A nice lightly figured & sanded face, and the back was marked ‘SuperPly’. I remember reading about this stuff on a couple of the ‘Groups’ but didn’t want to order a full sheet just to ‘try’ it . . . now the chance had literally ‘happened’.

Using the old hatch as a template and one edge of the ply as the ‘datum line’, I marked the outline {with a bit of ‘clearance’} on the backside. Now I could ALSO try the sample ‘LENOX’ Brand bi-metal ‘jig saw’ blades that Jim Fuller [from the ‘Bolger List’] had sent me SEVERAL months ago.
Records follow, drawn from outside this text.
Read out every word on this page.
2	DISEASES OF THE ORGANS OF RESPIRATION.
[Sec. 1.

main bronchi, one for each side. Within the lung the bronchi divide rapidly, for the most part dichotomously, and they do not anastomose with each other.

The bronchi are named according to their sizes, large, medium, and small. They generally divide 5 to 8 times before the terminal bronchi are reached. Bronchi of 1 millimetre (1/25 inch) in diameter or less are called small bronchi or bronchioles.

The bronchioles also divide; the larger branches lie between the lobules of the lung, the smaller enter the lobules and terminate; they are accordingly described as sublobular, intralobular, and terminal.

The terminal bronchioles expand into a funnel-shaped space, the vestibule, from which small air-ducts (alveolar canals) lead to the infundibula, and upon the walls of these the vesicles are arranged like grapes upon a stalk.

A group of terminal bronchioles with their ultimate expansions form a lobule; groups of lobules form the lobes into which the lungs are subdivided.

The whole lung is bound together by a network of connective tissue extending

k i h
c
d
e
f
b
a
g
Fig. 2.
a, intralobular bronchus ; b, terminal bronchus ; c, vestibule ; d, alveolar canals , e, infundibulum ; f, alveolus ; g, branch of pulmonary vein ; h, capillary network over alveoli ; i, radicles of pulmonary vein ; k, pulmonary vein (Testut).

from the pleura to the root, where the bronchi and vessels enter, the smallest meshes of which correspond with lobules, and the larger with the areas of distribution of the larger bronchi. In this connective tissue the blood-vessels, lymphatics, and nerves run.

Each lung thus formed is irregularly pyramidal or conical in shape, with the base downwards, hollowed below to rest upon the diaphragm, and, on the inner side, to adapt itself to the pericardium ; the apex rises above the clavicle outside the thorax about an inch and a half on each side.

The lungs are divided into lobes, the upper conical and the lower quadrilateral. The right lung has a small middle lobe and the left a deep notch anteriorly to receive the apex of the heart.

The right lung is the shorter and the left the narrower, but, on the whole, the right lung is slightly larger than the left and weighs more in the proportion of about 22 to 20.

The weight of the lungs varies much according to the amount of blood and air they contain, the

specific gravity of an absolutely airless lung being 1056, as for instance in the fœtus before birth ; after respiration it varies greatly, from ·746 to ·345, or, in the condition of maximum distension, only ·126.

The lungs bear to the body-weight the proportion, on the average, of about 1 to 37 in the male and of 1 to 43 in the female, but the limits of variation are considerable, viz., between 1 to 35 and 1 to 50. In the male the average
I used the ‘fine’ blade first. I used it to cut the curved ‘top’ {‘across the grain’} and part of one side {‘with the grain’}. Nice clean cut; front AND back. However a bit slow, and I didn’t want to push it too hard. I used the ‘course’ blade for the ‘bottom’ cut and the remainder of the side, STILL, a nice clean cut with almost NO ‘tearing’ of the face ply. {I did ‘test cuts’ from BOTH the face and back surfaces}.

Superply - unfinished....

I debated putting on a light coat of stain. It was Mahogany, but light colored vs the ‘Red’ Mahogany I usually go for. I elected to go with the ‘KISS Principle’ and went directly to the coat of ‘straight’ epoxy. NICE slightly amber tone. This was further enhanced by two coats of Spar varnish [This is actually ANOTHER ‘product test’]

The last coat of varnish has had a couple of days {albeit wet & rainy} to cure. The results look GREAT !! Later today I’ll polish up the hinges, mark-out & attach the hasp. Then I’ll finally be able to take the cover off !!
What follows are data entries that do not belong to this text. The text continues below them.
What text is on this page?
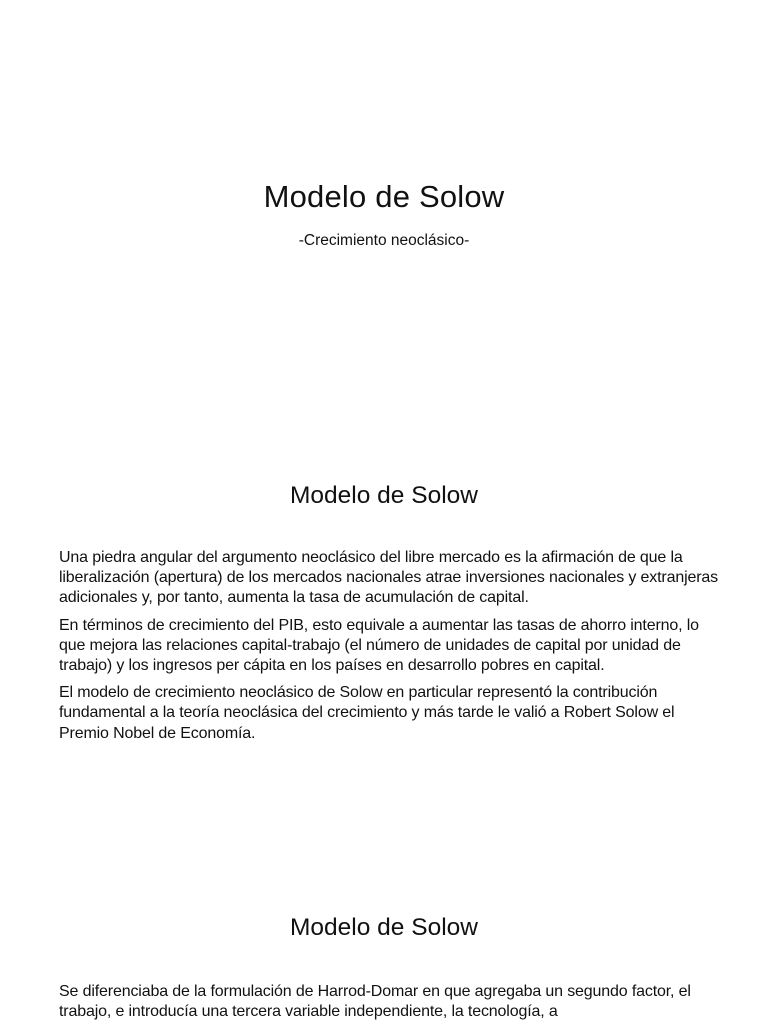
Modelo de Solow

-Crecimiento neoclásico-

Modelo de Solow

Una piedra angular del argumento neoclásico del libre mercado es la afirmación de que la liberalización (apertura) de los mercados nacionales atrae inversiones nacionales y extranjeras adicionales y, por tanto, aumenta la tasa de acumulación de capital.

En términos de crecimiento del PIB, esto equivale a aumentar las tasas de ahorro interno, lo que mejora las relaciones capital-trabajo (el número de unidades de capital por unidad de trabajo) y los ingresos per cápita en los países en desarrollo pobres en capital.

El modelo de crecimiento neoclásico de Solow en particular representó la contribución fundamental a la teoría neoclásica del crecimiento y más tarde le valió a Robert Solow el Premio Nobel de Economía.

Modelo de Solow

Se diferenciaba de la formulación de Harrod-Domar en que agregaba un segundo factor, el trabajo, e introducía una tercera variable independiente, la tecnología, a
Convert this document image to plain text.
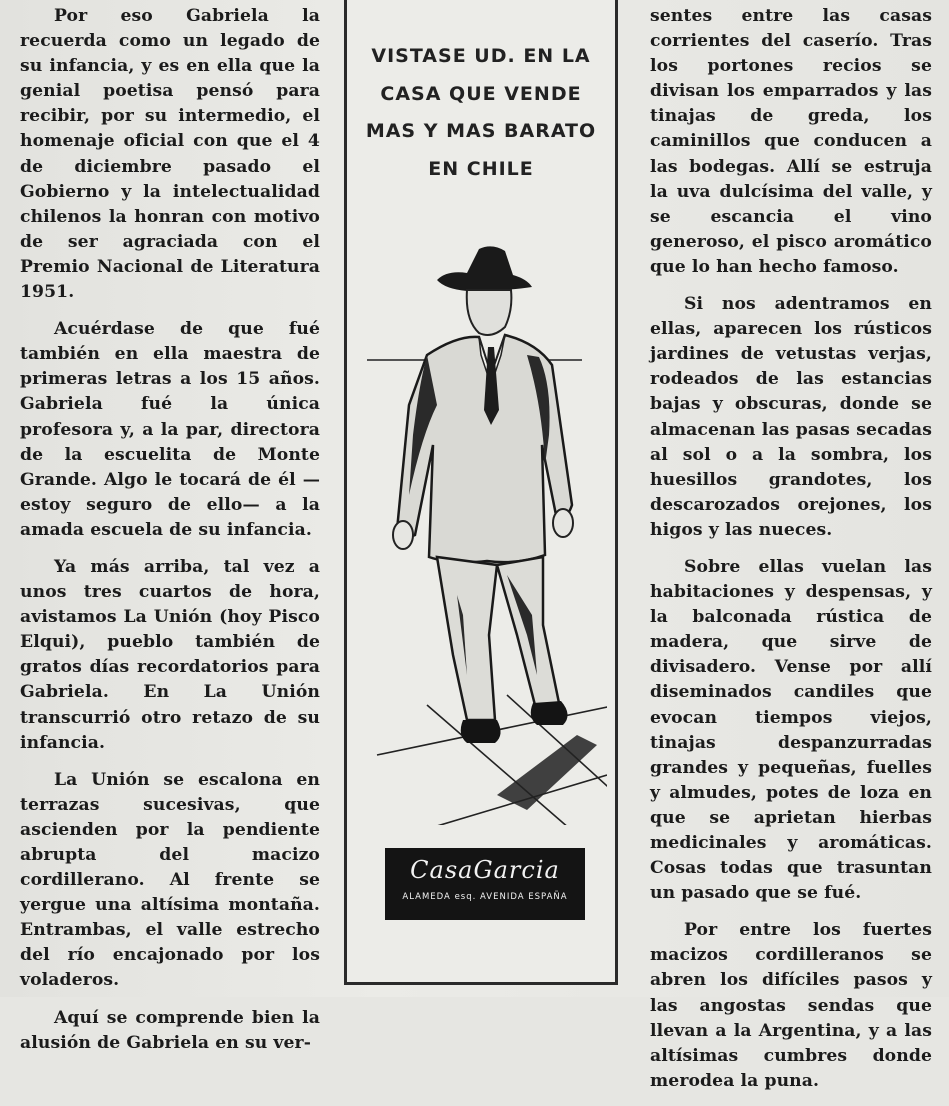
Por eso Gabriela la recuerda como un legado de su infancia, y es en ella que la genial poetisa pensó para recibir, por su intermedio, el homenaje oficial con que el 4 de diciembre pasado el Gobierno y la intelectualidad chilenos la honran con motivo de ser agraciada con el Premio Nacional de Literatura 1951.

Acuérdase de que fué también en ella maestra de primeras letras a los 15 años. Gabriela fué la única profesora y, a la par, directora de la escuelita de Monte Grande. Algo le tocará de él —estoy seguro de ello— a la amada escuela de su infancia.

Ya más arriba, tal vez a unos tres cuartos de hora, avistamos La Unión (hoy Pisco Elqui), pueblo también de gratos días recordatorios para Gabriela. En La Unión transcurrió otro retazo de su infancia.

La Unión se escalona en terrazas sucesivas, que ascienden por la pendiente abrupta del macizo cordillerano. Al frente se yergue una altísima montaña. Entrambas, el valle estrecho del río encajonado por los voladeros.

Aquí se comprende bien la alusión de Gabriela en su ver-

VISTASE UD. EN LA
CASA QUE VENDE
MAS Y MAS BARATO
EN CHILE
CasaGarcia
ALAMEDA esq. AVENIDA ESPAÑA

sentes entre las casas corrientes del caserío. Tras los portones recios se divisan los emparrados y las tinajas de greda, los caminillos que conducen a las bodegas. Allí se estruja la uva dulcísima del valle, y se escancia el vino generoso, el pisco aromático que lo han hecho famoso.

Si nos adentramos en ellas, aparecen los rústicos jardines de vetustas verjas, rodeados de las estancias bajas y obscuras, donde se almacenan las pasas secadas al sol o a la sombra, los huesillos grandotes, los descarozados orejones, los higos y las nueces.

Sobre ellas vuelan las habitaciones y despensas, y la balconada rústica de madera, que sirve de divisadero. Vense por allí diseminados candiles que evocan tiempos viejos, tinajas despanzurradas grandes y pequeñas, fuelles y almudes, potes de loza en que se aprietan hierbas medicinales y aromáticas. Cosas todas que trasuntan un pasado que se fué.

Por entre los fuertes macizos cordilleranos se abren los difíciles pasos y las angostas sendas que llevan a la Argentina, y a las altísimas cumbres donde merodea la puna.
...and finished (no hardware)

Normally I use, & recommend, ‘Skippers Varnish’ - the ‘West Marine’ house brand; good stuff, not that expensive, and frequently on sale at a 25% discount !! It is a ‘short oil’ varnish. A while ago, I made Joanne a ‘boat-shaped’ planter. I ‘modified’ the plans to a ‘Yacht Finish’ with varnished Mahogany decks and sheer. Rather than open one of my cans of ‘the GOOD STUFF’, for this I picked up a quart of Minwax ‘Helmsman SPAR Urethane Varnish’ at the local Home Depot. Within the last week, I read a comment on one the ‘newsgroups’ about someone in California applying this to his boat and having longevity that exceeded the ‘Marine Store’ stuff.

We have 25 of 26 moorings set . . . mine is the 26th, of course. However, there are only a couple of boats ‘on the hook’ so I don’t feel quite that guilty. One advantage of having a ‘Club mooring’ is that the ‘season’ is longer than the ‘commercial’ facilities. They aren’t pulled until November. In addition, with a ‘double set’ I don’t have to pull mine at all; just put a small float on the bottom chain so it can be ‘fished’ in the Spring. That way I could ‘theoretically’ procrastinate until . . . whenever.

The bottom line is, this year should be a fair test of both the SuperPly and the Helmsman. I’ll try to build a couple of boats, and there are a number of projects I want to do for the Club, to give more ‘testing’ of the Lenox blades.